In altri termini la polemica è rivolta all’approccio operato nella medicina moderna, o quanto meno da gran parte dei medici, come a voler ridurre quella che un tempo era definita un’arte, “a una scienza meramente oggettivistica in analogia con le scienze esatte”. I motivi di questa scelta? Secondo Israel sono dettati da una sorta di pigrizia (“è molto più semplice esaminare quanto più possibile meccanicamente dei risultati analitici che non farsi carico di un esame complessivo e complesso della persona che ci sta di fronte”) nonché “dalla soggezione esercitata dalle scienze esatte, come se adeguarsi al loro metodo fosse l’unico modo per conquistarsi un biglietto d’ingresso al salotto buono della scienza” (pp.88). Un biglietto d’ingresso che ci porta pari pari all’annoso, se non secolare, confronto – scontro tra scienza e scientismo, tra scienziati e scientisti dei giorni nostri, ammesso e non concesso questi termini siano di facile definizione. Confronto che Israel di fatto accoglie senza citare la parola “scientismo”, semmai rilanciando, fino all’ultima pagina, la sua idea base di “Per una medicina umanistica”, ovvero, citando Georges Canguilhem, che “la scienza spiega l’esperienza ma non l’annulla per questo”.

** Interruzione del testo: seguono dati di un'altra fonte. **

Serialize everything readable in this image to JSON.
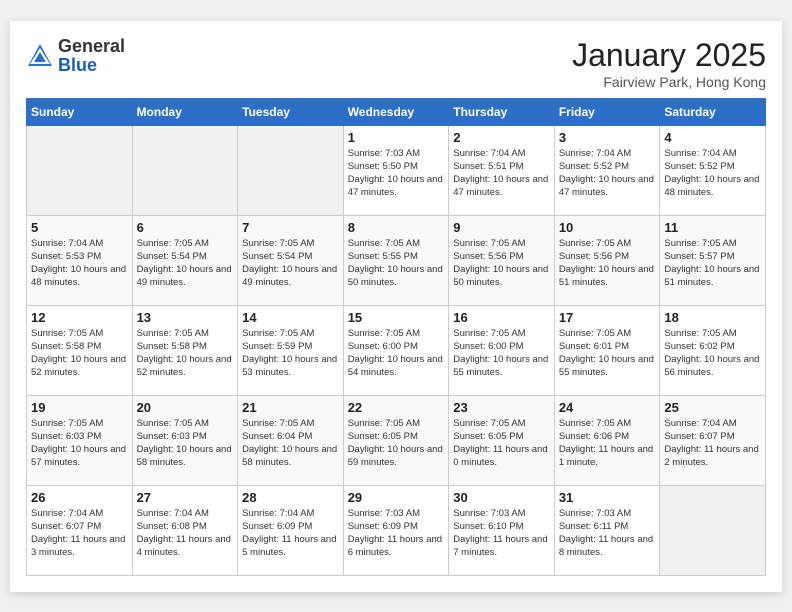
{
  "header": {
    "logo_general": "General",
    "logo_blue": "Blue",
    "month_year": "January 2025",
    "location": "Fairview Park, Hong Kong"
  },
  "days_of_week": [
    "Sunday",
    "Monday",
    "Tuesday",
    "Wednesday",
    "Thursday",
    "Friday",
    "Saturday"
  ],
  "weeks": [
    [
      {
        "day": "",
        "sunrise": "",
        "sunset": "",
        "daylight": ""
      },
      {
        "day": "",
        "sunrise": "",
        "sunset": "",
        "daylight": ""
      },
      {
        "day": "",
        "sunrise": "",
        "sunset": "",
        "daylight": ""
      },
      {
        "day": "1",
        "sunrise": "Sunrise: 7:03 AM",
        "sunset": "Sunset: 5:50 PM",
        "daylight": "Daylight: 10 hours and 47 minutes."
      },
      {
        "day": "2",
        "sunrise": "Sunrise: 7:04 AM",
        "sunset": "Sunset: 5:51 PM",
        "daylight": "Daylight: 10 hours and 47 minutes."
      },
      {
        "day": "3",
        "sunrise": "Sunrise: 7:04 AM",
        "sunset": "Sunset: 5:52 PM",
        "daylight": "Daylight: 10 hours and 47 minutes."
      },
      {
        "day": "4",
        "sunrise": "Sunrise: 7:04 AM",
        "sunset": "Sunset: 5:52 PM",
        "daylight": "Daylight: 10 hours and 48 minutes."
      }
    ],
    [
      {
        "day": "5",
        "sunrise": "Sunrise: 7:04 AM",
        "sunset": "Sunset: 5:53 PM",
        "daylight": "Daylight: 10 hours and 48 minutes."
      },
      {
        "day": "6",
        "sunrise": "Sunrise: 7:05 AM",
        "sunset": "Sunset: 5:54 PM",
        "daylight": "Daylight: 10 hours and 49 minutes."
      },
      {
        "day": "7",
        "sunrise": "Sunrise: 7:05 AM",
        "sunset": "Sunset: 5:54 PM",
        "daylight": "Daylight: 10 hours and 49 minutes."
      },
      {
        "day": "8",
        "sunrise": "Sunrise: 7:05 AM",
        "sunset": "Sunset: 5:55 PM",
        "daylight": "Daylight: 10 hours and 50 minutes."
      },
      {
        "day": "9",
        "sunrise": "Sunrise: 7:05 AM",
        "sunset": "Sunset: 5:56 PM",
        "daylight": "Daylight: 10 hours and 50 minutes."
      },
      {
        "day": "10",
        "sunrise": "Sunrise: 7:05 AM",
        "sunset": "Sunset: 5:56 PM",
        "daylight": "Daylight: 10 hours and 51 minutes."
      },
      {
        "day": "11",
        "sunrise": "Sunrise: 7:05 AM",
        "sunset": "Sunset: 5:57 PM",
        "daylight": "Daylight: 10 hours and 51 minutes."
      }
    ],
    [
      {
        "day": "12",
        "sunrise": "Sunrise: 7:05 AM",
        "sunset": "Sunset: 5:58 PM",
        "daylight": "Daylight: 10 hours and 52 minutes."
      },
      {
        "day": "13",
        "sunrise": "Sunrise: 7:05 AM",
        "sunset": "Sunset: 5:58 PM",
        "daylight": "Daylight: 10 hours and 52 minutes."
      },
      {
        "day": "14",
        "sunrise": "Sunrise: 7:05 AM",
        "sunset": "Sunset: 5:59 PM",
        "daylight": "Daylight: 10 hours and 53 minutes."
      },
      {
        "day": "15",
        "sunrise": "Sunrise: 7:05 AM",
        "sunset": "Sunset: 6:00 PM",
        "daylight": "Daylight: 10 hours and 54 minutes."
      },
      {
        "day": "16",
        "sunrise": "Sunrise: 7:05 AM",
        "sunset": "Sunset: 6:00 PM",
        "daylight": "Daylight: 10 hours and 55 minutes."
      },
      {
        "day": "17",
        "sunrise": "Sunrise: 7:05 AM",
        "sunset": "Sunset: 6:01 PM",
        "daylight": "Daylight: 10 hours and 55 minutes."
      },
      {
        "day": "18",
        "sunrise": "Sunrise: 7:05 AM",
        "sunset": "Sunset: 6:02 PM",
        "daylight": "Daylight: 10 hours and 56 minutes."
      }
    ],
    [
      {
        "day": "19",
        "sunrise": "Sunrise: 7:05 AM",
        "sunset": "Sunset: 6:03 PM",
        "daylight": "Daylight: 10 hours and 57 minutes."
      },
      {
        "day": "20",
        "sunrise": "Sunrise: 7:05 AM",
        "sunset": "Sunset: 6:03 PM",
        "daylight": "Daylight: 10 hours and 58 minutes."
      },
      {
        "day": "21",
        "sunrise": "Sunrise: 7:05 AM",
        "sunset": "Sunset: 6:04 PM",
        "daylight": "Daylight: 10 hours and 58 minutes."
      },
      {
        "day": "22",
        "sunrise": "Sunrise: 7:05 AM",
        "sunset": "Sunset: 6:05 PM",
        "daylight": "Daylight: 10 hours and 59 minutes."
      },
      {
        "day": "23",
        "sunrise": "Sunrise: 7:05 AM",
        "sunset": "Sunset: 6:05 PM",
        "daylight": "Daylight: 11 hours and 0 minutes."
      },
      {
        "day": "24",
        "sunrise": "Sunrise: 7:05 AM",
        "sunset": "Sunset: 6:06 PM",
        "daylight": "Daylight: 11 hours and 1 minute."
      },
      {
        "day": "25",
        "sunrise": "Sunrise: 7:04 AM",
        "sunset": "Sunset: 6:07 PM",
        "daylight": "Daylight: 11 hours and 2 minutes."
      }
    ],
    [
      {
        "day": "26",
        "sunrise": "Sunrise: 7:04 AM",
        "sunset": "Sunset: 6:07 PM",
        "daylight": "Daylight: 11 hours and 3 minutes."
      },
      {
        "day": "27",
        "sunrise": "Sunrise: 7:04 AM",
        "sunset": "Sunset: 6:08 PM",
        "daylight": "Daylight: 11 hours and 4 minutes."
      },
      {
        "day": "28",
        "sunrise": "Sunrise: 7:04 AM",
        "sunset": "Sunset: 6:09 PM",
        "daylight": "Daylight: 11 hours and 5 minutes."
      },
      {
        "day": "29",
        "sunrise": "Sunrise: 7:03 AM",
        "sunset": "Sunset: 6:09 PM",
        "daylight": "Daylight: 11 hours and 6 minutes."
      },
      {
        "day": "30",
        "sunrise": "Sunrise: 7:03 AM",
        "sunset": "Sunset: 6:10 PM",
        "daylight": "Daylight: 11 hours and 7 minutes."
      },
      {
        "day": "31",
        "sunrise": "Sunrise: 7:03 AM",
        "sunset": "Sunset: 6:11 PM",
        "daylight": "Daylight: 11 hours and 8 minutes."
      },
      {
        "day": "",
        "sunrise": "",
        "sunset": "",
        "daylight": ""
      }
    ]
  ]
}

Edizione esaminata e brevi note

Giorgio Israel, (Roma, 1945 – Roma, 2015) storico della scienza ed epistemologo, è stato membro della Académie Internationale d’Histoire des Sciences e professore dell’Università La Sapienza. È stato inoltre autore di più di 200 articoli scientifici e 30 volumi, nei quali ha esplorato il ruolo della scienza nella storia della cultura europea, analizzando in maniera critica l’idea di razionalità matematica e di meccanicismo.

Giorgio Israel, “Per una medicina umanistica. Apologia di una medicina che curi i malati come persone”, Lindau (collana “I Draghi”), Torino 2010, pp. 97.